The way a Rosetta for Shaders would work, is it would run on the CPU, load up games into a kind of container where the game couldn't directly access the GPU. It would then intercept shaders, recompile them for the new architecture, and then squirt them over to the GPU itself.
This could work, emulators do it all the time. But it would introduce #stutterstruggle to the console games. Emulators try to work around this stutter, but they are 1) not completely successful and 2) it requires huge computing resources that Drake won't have.
Sorta? But it doesn't matter much, only the shaders are a tricky problem.
No, but again, only the shaders are tricky.
Console talk directly to the GPU. That means that each game basically builds in its own driver. Drivers need to know stuff like where physically on the chip parts of the GPU are, or exactly how many of component X or Y are, or the magic value of Q that only works on that chip.
Fortunately, even if every single one of these is different between TX1 and Drake, you don't need a complex emulator, you just need a remapper. If a Switch game wants to send command 0x800DBA14 to interrupt 0xD01E2A3D then all that drake has to do is catch it, and then look up those locations.

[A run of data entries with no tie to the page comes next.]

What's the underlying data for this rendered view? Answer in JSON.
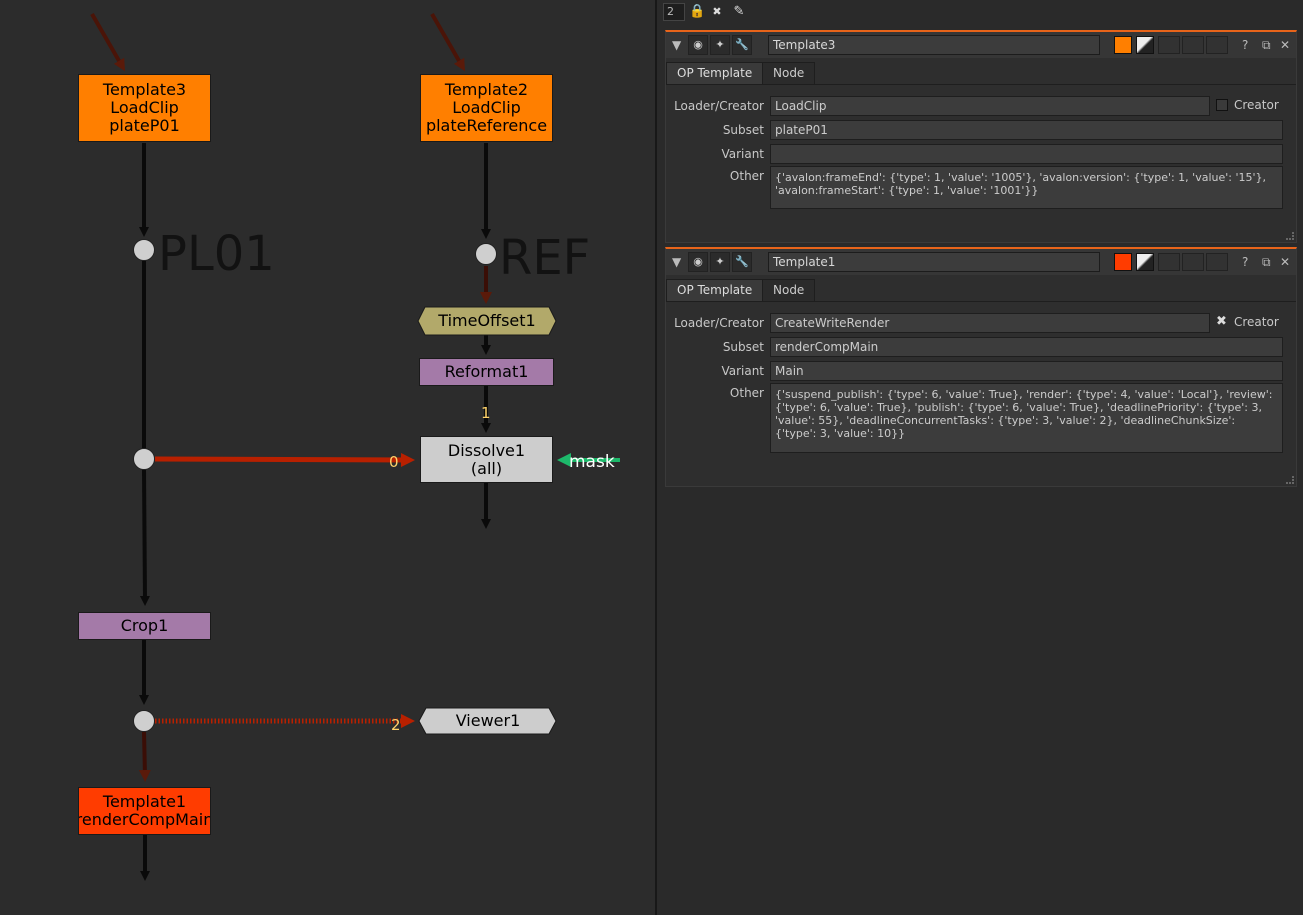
{
  "nodes": {
    "template3": [
      "Template3",
      "LoadClip",
      "plateP01"
    ],
    "template2": [
      "Template2",
      "LoadClip",
      "plateReference"
    ],
    "timeoffset": "TimeOffset1",
    "reformat": "Reformat1",
    "dissolve": [
      "Dissolve1",
      "(all)"
    ],
    "crop": "Crop1",
    "viewer": "Viewer1",
    "template1": [
      "Template1",
      "renderCompMain"
    ],
    "dot_label_pl": "PL01",
    "dot_label_ref": "REF"
  },
  "inputs": {
    "dissolve_input_1": "1",
    "dissolve_input_0": "0",
    "dissolve_mask": "mask",
    "viewer_input_2": "2"
  },
  "colors": {
    "template_load": "#ff7f00",
    "template_render": "#ff3c00",
    "timeoffset": "#b2a96a",
    "purple": "#a47aa8",
    "grey": "#cdcdcd",
    "pipe_red": "#b82000",
    "pipe_black": "#0a0a0a",
    "mask_green": "#1db86a",
    "accent": "#e8641a"
  },
  "toolbar": {
    "panel_count": "2",
    "lock_icon": "lock-icon",
    "close_all_icon": "close-all-icon",
    "edit_icon": "pencil-icon"
  },
  "panels": [
    {
      "name": "Template3",
      "tab_active": "OP Template",
      "tab_other": "Node",
      "labels": {
        "loader": "Loader/Creator",
        "subset": "Subset",
        "variant": "Variant",
        "other": "Other"
      },
      "loader": "LoadClip",
      "creator_label": "Creator",
      "creator_checked": false,
      "subset": "plateP01",
      "variant": "",
      "other": "{'avalon:frameEnd': {'type': 1, 'value': '1005'}, 'avalon:version': {'type': 1, 'value': '15'}, 'avalon:frameStart': {'type': 1, 'value': '1001'}}",
      "swatch_color": "#ff7f00"
    },
    {
      "name": "Template1",
      "tab_active": "OP Template",
      "tab_other": "Node",
      "labels": {
        "loader": "Loader/Creator",
        "subset": "Subset",
        "variant": "Variant",
        "other": "Other"
      },
      "loader": "CreateWriteRender",
      "creator_label": "Creator",
      "creator_checked": true,
      "subset": "renderCompMain",
      "variant": "Main",
      "other": "{'suspend_publish': {'type': 6, 'value': True}, 'render': {'type': 4, 'value': 'Local'}, 'review': {'type': 6, 'value': True}, 'publish': {'type': 6, 'value': True}, 'deadlinePriority': {'type': 3, 'value': 55}, 'deadlineConcurrentTasks': {'type': 3, 'value': 2}, 'deadlineChunkSize': {'type': 3, 'value': 10}}",
      "swatch_color": "#ff3c00"
    }
  ]
}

"Hmm, command 0x800DBA14 on TX1 is 'add' and interrupt 0xD01E2A3D is the first SM. My first SM is at 0xD02E3A0D, and my add command is 0x800DBA11. Let me just substitute one for the other it will Just Work"

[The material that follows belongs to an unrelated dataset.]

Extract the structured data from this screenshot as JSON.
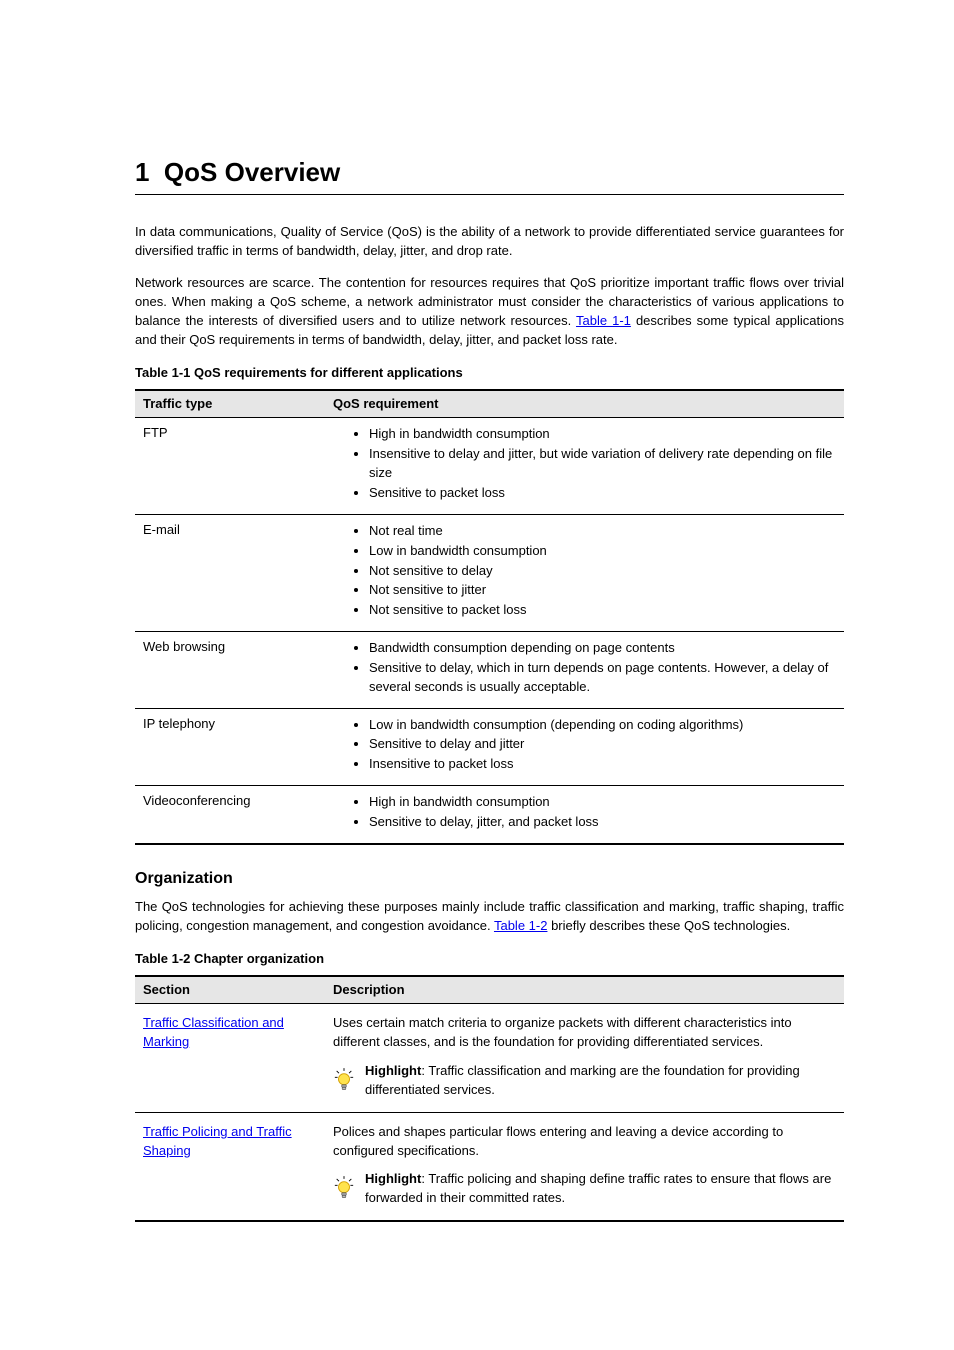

Ampere and Maxwell are similar enough for this sort of technique to work. Driver emulation is simple and fast.
It's the shaders that are tricky, for the reasons I talked about before. Shaders are complicated, they're basically whole programs. Ampere might add an instruction that does what took 5 instructions before, while deleting 4 of those old useless instructions, which might take 2 new instructions to fake. Doing that translation is complex and slow.
You can't really partially emulate anything the way you mean, but you can essentially "pass through" the parts the are identical. Your emulator always has to sit in the middle of the whole thing, and you pay a performance cost for that. But when two systems are very very similar, your emulator only has to work hard at the differences.
But again, Shader recompilation isn't emulation in that way. That is why it is tricky
SM3DAS could do all these recompilation steps in advance, on a developer's powerful workstation. Drake has to do it in real time, using nothing but a fancy tablet.
SM3DAS's team had access to the raw source code of the original games, and could patch it if they wanted. Drake has to work with on every Switch game without every seeing the source code, and without ever changing it.
SM3DAS only had to work with 3 games, and doesn't have to emulate any features those games didn't use. Drake has to emulate every bit of the Switch hardware that any game uses.
SM3DAS's emulation only needed to reach the speed of the Wii, to run a 16 year old game. SM3DAS's emulation needs to reach the power of the Switch, to run games that haven't released yet.